Notes de projection – La donation / 8.3.10

« C’était lors d’une projection spéciale du Ciné-Club de Laval, à la Salle André Mathieu. On avait projeté le film La donation de Bernard Émond. Il était présent dans le hall, à l’extérieur de la salle, pour répondre aux questions des spectateurs à la fin du film. On avait installé une petite plateforme sur laquelle était posée une table nappée et deux chaises pliantes noires. Deux micros étaient soutenus sur pieds, au-dessus de la table. Un pour l’animateur, un pour l’invité.

Beaucoup de gens assistèrent à cette rencontre. Une bonne partie de l’assistance étaient des étudiants du collège qui devaient probablement tous avoir à remettre un travail à propos du film dans les jours qui allaient suivre *1*. Mais ils n’étaient absolument pas les seuls à s’interroger à propos du film.

Une femme, dans la quarantaine, levant la main, n’était pas certaine de comprendre ce qui tenait du don dans ce qui arrivait au personnage à l’écran. Dans toute sa perplexité, elle avait beaucoup apprécié le film, mais elle y voyait plutôt de la résignation. Il y était question d’une femme se voyant offrir de remplacer le docteur d’un village isolé de l’Abitibi. Émond lui expliqua simplement qu’il ne s’agissait pas du tout d’une défaite, lorsqu’elle décidait de rester. C’était plutôt un don d’une valeur inestimable. Une chance de s’accomplir personnellement.

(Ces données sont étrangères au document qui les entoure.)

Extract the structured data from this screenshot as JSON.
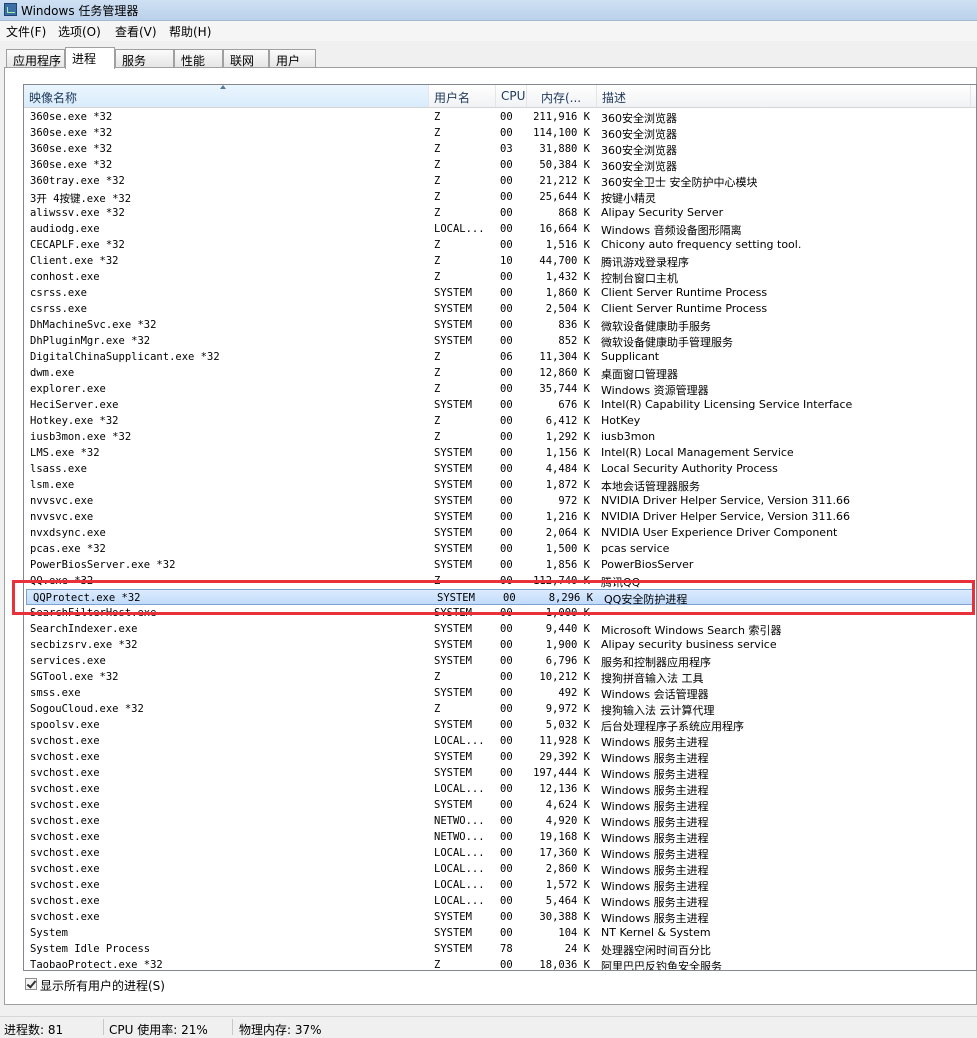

Il était clair que, pour lui, son film est une critique du désengagement de chacun au profit d’un individualisme néfaste.

Bien qu’il n’en soit pas question dans le récit, Émond utilise l’imagerie chrétienne pour la rappeler à l’esprit et réaffirmer importance de la religion dans la continuité de la collectivité québécoise depuis ses origines – outre la langue.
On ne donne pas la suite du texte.